Ms. Kruzhilina’s gonzo design might have appeared playful in another setting, but here she just succeeds in making characters into laughingstocks while literally tripping the actors up as they try to run in her spike heels and gigantic panniers.

Matthew Suttor’s musical adaptation of Mozart’s score first pares it down into an arrangement for a string quintet (here the Agon Orchestra), and then builds it back up with computerized tweaks and whistles. Mozart’s score isn’t sacred, but this is a halfway effort: It sounds like the well-loved opera is being piped through “It’s a Small World After All” speakers at Disney World.

Mr. Chambers has also had his way with the libretto, leaving some of it in Italian while inserting wincingly “tough” speeches in English. This has the happy effect of letting him do away with surtitles altogether, relying on the prose exchanges to explicate the scenes. But listening to Masetto (Christopher Bruchett) call Zerlina a “lying slut-mouth” before he bursts into song doesn’t modernize the experience; it just jars it into risibility.

If it weren’t so poorly realized, the format would work nicely as a way to introduce first-timers to opera. Mr. Chambers keeps the story quite clear; it’s only the awkward writing and palpable embarrassment from the actors that make the spoken sections painful. The size of the text, however, and the chamber opera dimensions — audience members in the front row had a singer in their laps for one aria — render Mozart’s titan quite approachable. Proximity also helps out his young cast, many of whom could not quite project over the amplified din of the orchestra. And while Lisa Hopkins as Donna Anna sounded confident and sweet, and Amelia Watkins as Zerlina is clearly developing the necessary chops, the “star” and raison d’etre for Mr. Chambers’s production needed all the acoustic boosting she could get.

One assumes the totally unnecessary shift in setting from Seville, Spain, to Prague, Czech Republic, was partly to justify casting Iva Bittová,the “Moravian Bjork,” as the unhinged Donna Elvira. When Elvira breaks down with her love for the dissolute Don, she tears down musical walls in her tantrum. Ms. Bittová plays the violin and sings (weakly, and with much miked reverb), but her actual sonic output is more like a woodland glade in full cry. She meows and whoops, shrieks and twitters, a funky mix that has inspired the Bang on a Can All-Stars to record with her and has made her a folk-rock icon in Eastern Europe.
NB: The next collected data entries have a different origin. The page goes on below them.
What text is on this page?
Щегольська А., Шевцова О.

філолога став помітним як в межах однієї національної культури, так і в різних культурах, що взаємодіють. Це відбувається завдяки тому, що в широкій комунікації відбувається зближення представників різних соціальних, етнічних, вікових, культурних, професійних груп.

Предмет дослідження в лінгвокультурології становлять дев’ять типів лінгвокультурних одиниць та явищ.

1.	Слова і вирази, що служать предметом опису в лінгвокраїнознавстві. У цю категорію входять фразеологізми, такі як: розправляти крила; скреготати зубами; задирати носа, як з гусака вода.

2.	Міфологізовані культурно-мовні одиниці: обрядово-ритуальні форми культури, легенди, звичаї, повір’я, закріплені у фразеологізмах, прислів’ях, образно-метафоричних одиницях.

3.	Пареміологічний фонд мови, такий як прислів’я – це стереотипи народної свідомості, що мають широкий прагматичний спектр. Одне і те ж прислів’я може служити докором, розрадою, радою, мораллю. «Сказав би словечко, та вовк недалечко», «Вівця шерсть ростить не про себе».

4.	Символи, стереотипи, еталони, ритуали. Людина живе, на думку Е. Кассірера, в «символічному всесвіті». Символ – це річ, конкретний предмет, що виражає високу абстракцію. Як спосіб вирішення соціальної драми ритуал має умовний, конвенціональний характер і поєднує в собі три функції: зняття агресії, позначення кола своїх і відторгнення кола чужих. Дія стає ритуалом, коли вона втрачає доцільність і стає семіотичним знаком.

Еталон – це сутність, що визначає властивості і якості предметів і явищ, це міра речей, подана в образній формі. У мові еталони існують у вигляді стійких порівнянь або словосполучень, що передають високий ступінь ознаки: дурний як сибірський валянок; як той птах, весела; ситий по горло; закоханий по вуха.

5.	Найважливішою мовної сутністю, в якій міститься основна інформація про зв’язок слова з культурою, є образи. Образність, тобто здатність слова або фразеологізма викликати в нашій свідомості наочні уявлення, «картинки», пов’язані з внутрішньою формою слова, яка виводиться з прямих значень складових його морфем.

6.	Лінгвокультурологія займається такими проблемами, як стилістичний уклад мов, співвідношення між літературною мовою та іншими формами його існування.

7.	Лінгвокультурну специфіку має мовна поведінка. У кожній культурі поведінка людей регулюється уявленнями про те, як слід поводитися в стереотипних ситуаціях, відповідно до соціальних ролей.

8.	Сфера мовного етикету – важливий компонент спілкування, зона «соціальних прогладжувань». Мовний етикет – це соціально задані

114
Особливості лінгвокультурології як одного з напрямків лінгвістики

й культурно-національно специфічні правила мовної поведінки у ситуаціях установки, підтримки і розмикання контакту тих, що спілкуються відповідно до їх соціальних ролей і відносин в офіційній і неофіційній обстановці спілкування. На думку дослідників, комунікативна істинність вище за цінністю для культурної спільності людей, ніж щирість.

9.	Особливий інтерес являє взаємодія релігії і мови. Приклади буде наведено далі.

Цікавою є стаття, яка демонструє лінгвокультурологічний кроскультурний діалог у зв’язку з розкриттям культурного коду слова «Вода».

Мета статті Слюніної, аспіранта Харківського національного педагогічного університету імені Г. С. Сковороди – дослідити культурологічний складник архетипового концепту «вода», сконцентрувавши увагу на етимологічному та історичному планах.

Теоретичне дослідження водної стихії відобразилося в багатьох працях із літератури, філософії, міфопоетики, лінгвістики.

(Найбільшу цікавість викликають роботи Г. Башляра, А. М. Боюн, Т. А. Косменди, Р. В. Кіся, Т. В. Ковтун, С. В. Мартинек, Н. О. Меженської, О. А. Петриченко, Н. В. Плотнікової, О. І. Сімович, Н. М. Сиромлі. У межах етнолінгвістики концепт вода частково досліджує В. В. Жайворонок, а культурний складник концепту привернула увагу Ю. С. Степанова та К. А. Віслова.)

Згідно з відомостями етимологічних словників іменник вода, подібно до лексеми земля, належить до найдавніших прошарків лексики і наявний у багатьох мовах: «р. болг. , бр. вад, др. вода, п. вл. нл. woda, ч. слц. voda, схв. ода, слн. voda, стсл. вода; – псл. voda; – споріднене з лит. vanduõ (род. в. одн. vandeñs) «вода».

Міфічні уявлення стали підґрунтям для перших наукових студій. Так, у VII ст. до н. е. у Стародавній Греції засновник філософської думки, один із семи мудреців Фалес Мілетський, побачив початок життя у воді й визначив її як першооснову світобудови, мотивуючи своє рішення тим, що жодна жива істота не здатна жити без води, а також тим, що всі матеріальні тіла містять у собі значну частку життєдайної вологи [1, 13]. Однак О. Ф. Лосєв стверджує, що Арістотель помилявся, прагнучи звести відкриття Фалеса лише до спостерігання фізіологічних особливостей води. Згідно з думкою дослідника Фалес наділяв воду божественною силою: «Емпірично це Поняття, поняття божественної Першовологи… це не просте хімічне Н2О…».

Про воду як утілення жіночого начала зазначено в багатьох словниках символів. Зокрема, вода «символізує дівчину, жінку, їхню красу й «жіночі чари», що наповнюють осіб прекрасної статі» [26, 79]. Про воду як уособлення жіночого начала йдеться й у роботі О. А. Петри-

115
Unfortunately, her director undercuts her, leaving her to wander around aimlessly, waving her bow at us like a stoned, rather than stone, guest. Again, the idea of a Mozart remix isn’t in itself upsetting (although some testy patrons booed her during at least one performance). Instead it’s the queasy incompleteness of the exercise that makes it first stumble, then fall. Don Giovanni would have been the first to tell Mr. Chambers: Don’t bother starting a seduction unless you mean to seal the deal.